Apple Music Apps – Apple Music review

Apple Music on iPad, iPhone, and Apple Music on Alexa

One misconception with any service Apple makes is that you need an Apple device to enjoy it. That is true of Apple News+, Apple Arcade, and Apple TV. But you can listen to Apple Music on just about anything.

Apple Music on Apple Watch.

Do you like smart speakers? Amazon Echo owners can ask Alexa to play albums, artists, songs, their playlists and Beats 1 from their speakers. What about smartphones? Apple Music on Android lets you stream and download your library and it works well with Android Auto. There’s very little you can do on the iPhone & iPad app that you can’t also do on the Android version. I checked. Even my Samsung Frame TV has an Apple Music app. Equally of note: Xbox and PlayStation to have Apple Music apps.

“Alexa, play Beats 1 on Apple Music.”

The only Apple Music experience that Apple doesn’t get credit for is the digital dumpster fire that iTunes on Windows. It’s confusing to use and slower than a Honda Fit on a steep hill on the way to grandma’s house. (Again, not that I’m speaking from personal experience about the car.)

Apple Music on the Samsung Frame TV.

Across all the apps, there are missing features I’d like to see added to the streaming service and app. In an odd twist of fate, iTunes on Windows is the only Apple Music experience that allows crossfade. Give us crossfade on all platforms. I’d like to see people’s top played artists and songs on their Apple Music profile. Also, it’d be great if I could start listening to a song on one device. Spotify does this excellently across all its apps. Finally, why I can’t start streaming an archived Beats 1 show and pick up were I left off?

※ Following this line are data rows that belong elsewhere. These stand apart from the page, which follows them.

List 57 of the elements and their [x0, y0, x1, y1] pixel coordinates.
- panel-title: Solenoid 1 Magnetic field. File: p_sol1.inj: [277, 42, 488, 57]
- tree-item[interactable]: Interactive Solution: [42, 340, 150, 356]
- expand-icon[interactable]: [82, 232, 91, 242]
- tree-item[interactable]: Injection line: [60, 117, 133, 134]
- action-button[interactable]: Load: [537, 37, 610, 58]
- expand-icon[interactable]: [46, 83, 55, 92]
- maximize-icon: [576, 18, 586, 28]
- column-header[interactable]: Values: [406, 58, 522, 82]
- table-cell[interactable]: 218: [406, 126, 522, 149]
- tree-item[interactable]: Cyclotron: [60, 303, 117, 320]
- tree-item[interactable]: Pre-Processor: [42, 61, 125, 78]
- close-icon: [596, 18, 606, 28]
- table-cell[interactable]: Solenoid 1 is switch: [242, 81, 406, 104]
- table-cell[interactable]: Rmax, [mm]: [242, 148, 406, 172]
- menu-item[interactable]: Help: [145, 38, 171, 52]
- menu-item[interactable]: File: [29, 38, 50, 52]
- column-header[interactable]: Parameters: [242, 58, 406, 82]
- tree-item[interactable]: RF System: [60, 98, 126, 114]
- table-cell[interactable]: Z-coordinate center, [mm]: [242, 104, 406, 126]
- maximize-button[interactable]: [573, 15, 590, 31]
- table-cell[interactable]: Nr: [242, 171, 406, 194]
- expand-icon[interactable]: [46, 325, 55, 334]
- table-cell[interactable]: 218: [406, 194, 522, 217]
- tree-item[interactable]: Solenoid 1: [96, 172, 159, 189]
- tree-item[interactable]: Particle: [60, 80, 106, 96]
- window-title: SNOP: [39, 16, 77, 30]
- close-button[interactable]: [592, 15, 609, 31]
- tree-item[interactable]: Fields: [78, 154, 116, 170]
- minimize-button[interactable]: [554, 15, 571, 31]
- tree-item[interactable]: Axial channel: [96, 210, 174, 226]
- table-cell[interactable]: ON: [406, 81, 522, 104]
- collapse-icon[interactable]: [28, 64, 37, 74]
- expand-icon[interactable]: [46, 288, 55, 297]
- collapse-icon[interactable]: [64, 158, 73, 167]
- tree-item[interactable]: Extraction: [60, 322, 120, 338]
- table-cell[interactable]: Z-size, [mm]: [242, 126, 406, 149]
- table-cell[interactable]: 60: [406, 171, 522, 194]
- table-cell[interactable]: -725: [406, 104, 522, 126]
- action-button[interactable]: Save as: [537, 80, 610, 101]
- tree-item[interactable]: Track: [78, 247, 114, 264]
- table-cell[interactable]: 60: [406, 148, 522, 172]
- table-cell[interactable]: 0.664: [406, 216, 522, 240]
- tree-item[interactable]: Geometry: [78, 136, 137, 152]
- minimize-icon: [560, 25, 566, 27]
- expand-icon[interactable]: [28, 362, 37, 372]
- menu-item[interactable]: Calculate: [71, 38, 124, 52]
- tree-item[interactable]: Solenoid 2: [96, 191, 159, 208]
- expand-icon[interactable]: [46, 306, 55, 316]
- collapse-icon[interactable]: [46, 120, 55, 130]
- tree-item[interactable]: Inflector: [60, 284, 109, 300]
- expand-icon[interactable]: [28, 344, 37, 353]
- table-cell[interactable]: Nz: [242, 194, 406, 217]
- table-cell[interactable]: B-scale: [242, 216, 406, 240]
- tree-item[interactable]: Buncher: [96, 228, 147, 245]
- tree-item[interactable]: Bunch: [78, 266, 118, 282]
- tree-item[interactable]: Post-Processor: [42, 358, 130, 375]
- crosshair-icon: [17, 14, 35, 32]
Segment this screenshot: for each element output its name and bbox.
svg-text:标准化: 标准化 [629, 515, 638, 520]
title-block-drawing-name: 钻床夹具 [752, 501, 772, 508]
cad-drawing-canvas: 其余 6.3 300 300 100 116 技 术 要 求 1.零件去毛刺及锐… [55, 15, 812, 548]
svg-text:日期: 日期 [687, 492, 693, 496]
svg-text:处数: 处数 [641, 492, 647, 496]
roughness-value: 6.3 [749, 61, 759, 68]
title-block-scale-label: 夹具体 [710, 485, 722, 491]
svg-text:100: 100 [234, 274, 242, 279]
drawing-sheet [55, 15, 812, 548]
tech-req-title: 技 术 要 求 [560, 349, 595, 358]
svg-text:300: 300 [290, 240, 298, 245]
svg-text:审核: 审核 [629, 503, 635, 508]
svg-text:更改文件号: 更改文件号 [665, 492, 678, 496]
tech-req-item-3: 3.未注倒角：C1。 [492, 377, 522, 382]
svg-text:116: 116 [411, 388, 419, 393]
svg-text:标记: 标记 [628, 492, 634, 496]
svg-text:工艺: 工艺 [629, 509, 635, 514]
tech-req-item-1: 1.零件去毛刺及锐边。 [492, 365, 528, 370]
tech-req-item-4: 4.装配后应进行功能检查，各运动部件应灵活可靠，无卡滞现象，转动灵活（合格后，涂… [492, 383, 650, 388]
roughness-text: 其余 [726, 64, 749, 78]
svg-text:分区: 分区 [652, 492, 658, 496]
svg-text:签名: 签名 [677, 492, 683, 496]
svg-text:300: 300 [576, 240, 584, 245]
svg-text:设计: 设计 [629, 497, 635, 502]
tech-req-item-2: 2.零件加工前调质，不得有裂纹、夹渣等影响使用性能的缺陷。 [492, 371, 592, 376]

The Verdict – Apple Music review

The Verdict on Apple Music

Apple Music is, in my opinion, the best streaming music service you can get. No other service offers this many ways to discover new music. Whether it’s through listening to Beats 1, streaming a playlist that seems interesting, or looking at what your Facebook friend’s are streaming, the service nails music discovery.

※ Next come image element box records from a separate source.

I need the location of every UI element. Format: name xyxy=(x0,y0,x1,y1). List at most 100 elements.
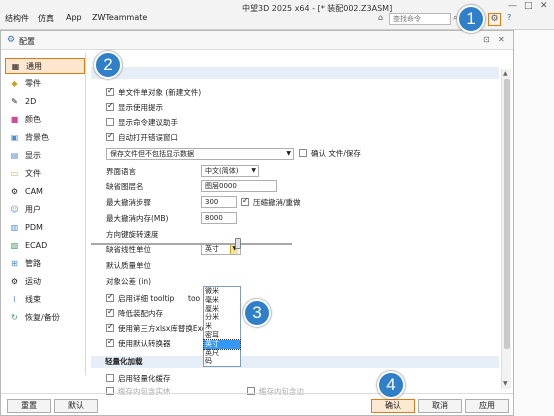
cancel-button[interactable]: 取消 xyxy=(418,399,462,413)
sidebar-item-general[interactable]: ▦ 通用 xyxy=(5,58,85,74)
scroll-down-icon[interactable]: ▼ xyxy=(503,380,508,387)
third-party-xlsx-option[interactable]: 使用第三方xlsx库替换Exce xyxy=(106,322,211,334)
rotate-speed-slider[interactable] xyxy=(235,238,241,249)
sidebar-item-display[interactable]: ▤ 显示 xyxy=(5,148,85,164)
menu-simulation[interactable]: 仿真 xyxy=(38,13,54,24)
error-window-option[interactable]: 自动打开错误窗口 xyxy=(106,131,178,143)
tooltip-suffix-label: too xyxy=(188,294,201,303)
cache-solids-option[interactable]: 缓存内包含实体 xyxy=(106,387,171,397)
unit-option[interactable]: 码 xyxy=(204,357,240,366)
sidebar-item-2d[interactable]: ✎ 2D xyxy=(5,94,85,110)
checkbox[interactable] xyxy=(106,131,114,141)
step-callout-4: 4 xyxy=(377,371,405,399)
unit-option[interactable]: 英尺 xyxy=(204,349,240,358)
save-option-dropdown[interactable]: 保存文件但不包括显示数据 ▼ xyxy=(106,148,294,160)
default-converter-option[interactable]: 使用默认转换器 xyxy=(106,337,171,349)
dropdown-value: 英寸 xyxy=(205,245,219,253)
sidebar-item-label: 颜色 xyxy=(25,115,41,124)
language-dropdown[interactable]: 中文(简体) ▼ xyxy=(201,165,259,177)
checkbox[interactable] xyxy=(106,374,114,382)
checkbox[interactable] xyxy=(106,307,114,317)
settings-gear-icon[interactable]: ⚙ xyxy=(488,13,501,26)
restore-icon[interactable]: ⊡ xyxy=(483,35,490,44)
step-callout-2: 2 xyxy=(94,51,122,79)
unit-option[interactable]: 分米 xyxy=(204,313,240,322)
option-label: 启用轻量化缓存 xyxy=(118,374,171,383)
settings-scrollbar[interactable]: ▲ ▼ xyxy=(501,69,511,389)
config-icon: ⚙ xyxy=(7,35,16,45)
checkbox[interactable] xyxy=(106,86,114,96)
sidebar-item-label: 2D xyxy=(25,97,37,106)
apply-button[interactable]: 应用 xyxy=(465,399,509,413)
checkbox[interactable] xyxy=(106,101,114,111)
default-layer-input[interactable]: 图层0000 xyxy=(201,180,277,192)
checkbox[interactable] xyxy=(106,337,114,347)
lightweight-cache-option[interactable]: 启用轻量化缓存 xyxy=(106,374,171,384)
single-object-option[interactable]: 单文件单对象 (新建文件) xyxy=(106,86,201,98)
sidebar-item-label: 零件 xyxy=(25,79,41,88)
unit-option[interactable]: 毫米 xyxy=(204,296,240,305)
sidebar-item-label: 显示 xyxy=(25,151,41,160)
sidebar-item-motion[interactable]: ⚙ 运动 xyxy=(5,274,85,290)
help-icon[interactable]: ? xyxy=(507,13,511,22)
checkbox[interactable] xyxy=(106,292,114,302)
rotate-speed-label: 方向键旋转速度 xyxy=(106,230,159,239)
option-label: 降低装配内存 xyxy=(118,309,163,318)
usage-tips-option[interactable]: 显示使用提示 xyxy=(106,101,163,113)
sidebar-item-pdm[interactable]: ▥ PDM xyxy=(5,220,85,236)
menu-app[interactable]: App xyxy=(66,13,82,22)
confirm-save-option[interactable]: 确认 文件/保存 xyxy=(299,149,361,159)
sidebar-item-file[interactable]: ▭ 文件 xyxy=(5,166,85,182)
color-icon: ■ xyxy=(10,115,19,124)
sidebar-item-color[interactable]: ■ 颜色 xyxy=(5,112,85,128)
sidebar-item-cam[interactable]: ⚙ CAM xyxy=(5,184,85,200)
default-button[interactable]: 默认 xyxy=(54,399,98,413)
sidebar-item-harness[interactable]: ⌇ 线束 xyxy=(5,292,85,308)
cam-icon: ⚙ xyxy=(10,187,19,196)
menu-zwteammate[interactable]: ZWTeammate xyxy=(92,13,147,22)
file-icon: ▭ xyxy=(10,169,19,178)
config-dialog: ⚙ 配置 ⊡ ✕ ▦ 通用 ◆ 零件 ✎ 2D ■ 颜色 ▣ 背景色 ▤ 显示 ▭ 文件 ⚙ C… xyxy=(0,30,514,416)
step-callout-1: 1 xyxy=(457,5,485,33)
sidebar-item-background[interactable]: ▣ 背景色 xyxy=(5,130,85,146)
detailed-tooltip-option[interactable]: 启用详细 tooltip xyxy=(106,292,174,304)
reduce-memory-option[interactable]: 降低装配内存 xyxy=(106,307,163,319)
checkbox[interactable] xyxy=(106,322,114,332)
maximize-button[interactable]: □ xyxy=(524,1,533,11)
pdm-icon: ▥ xyxy=(10,223,19,232)
scrollbar-thumb[interactable] xyxy=(504,79,510,349)
menu-structure[interactable]: 结构件 xyxy=(5,13,29,24)
sidebar-item-piping[interactable]: ⊞ 管路 xyxy=(5,256,85,272)
sidebar-item-label: ECAD xyxy=(25,241,48,250)
minimize-button[interactable]: — xyxy=(508,1,517,11)
sidebar-item-ecad[interactable]: ▧ ECAD xyxy=(5,238,85,254)
max-undo-memory-input[interactable]: 8000 xyxy=(201,212,237,224)
scroll-up-icon[interactable]: ▲ xyxy=(503,70,508,77)
unit-option[interactable]: 米 xyxy=(204,322,240,331)
command-assistant-option[interactable]: 显示命令建议助手 xyxy=(106,118,178,128)
ok-button[interactable]: 确认 xyxy=(371,399,415,413)
reset-button[interactable]: 重置 xyxy=(7,399,51,413)
sidebar-item-backup[interactable]: ↻ 恢复/备份 xyxy=(5,310,85,326)
dialog-close-icon[interactable]: ✕ xyxy=(498,35,505,44)
chevron-down-icon: ▼ xyxy=(286,150,291,157)
sidebar-item-label: 管路 xyxy=(25,259,41,268)
option-label: 压缩撤消/重做 xyxy=(253,198,301,207)
sidebar-item-part[interactable]: ◆ 零件 xyxy=(5,76,85,92)
option-label: 确认 文件/保存 xyxy=(311,149,361,158)
checkbox[interactable] xyxy=(299,149,307,157)
compress-undo-option[interactable]: 压缩撤消/重做 xyxy=(241,196,301,208)
cache-edges-option[interactable]: 缓存内包含边 xyxy=(247,387,304,397)
option-label: 缓存内包含实体 xyxy=(118,387,171,396)
unit-option[interactable]: 密耳 xyxy=(204,331,240,340)
home-icon[interactable]: ⌂ xyxy=(378,13,383,22)
command-search-input[interactable]: 查找命令 xyxy=(389,13,451,25)
max-undo-label: 最大撤消步骤 xyxy=(106,198,151,207)
close-button[interactable]: ✕ xyxy=(540,1,548,11)
max-undo-input[interactable]: 300 xyxy=(201,196,237,208)
checkbox[interactable] xyxy=(241,196,249,206)
sidebar-item-user[interactable]: ☺ 用户 xyxy=(5,202,85,218)
unit-option-selected[interactable]: 英寸 xyxy=(203,338,241,350)
checkbox[interactable] xyxy=(106,118,114,126)
unit-option[interactable]: 微米 xyxy=(204,287,240,296)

At the same time, Apple Music is also respectful of the music you already own in a way that Spotify is not. It doesn’t dump your tracks in to a long list to distract you with the latest stuff and keep you paying dues. Instead, it scans what you own and makes it available alongside every song you add to your library from your subscription.

Pay the $9.99 for Apple Music, my friends. I don’t think you will regret it.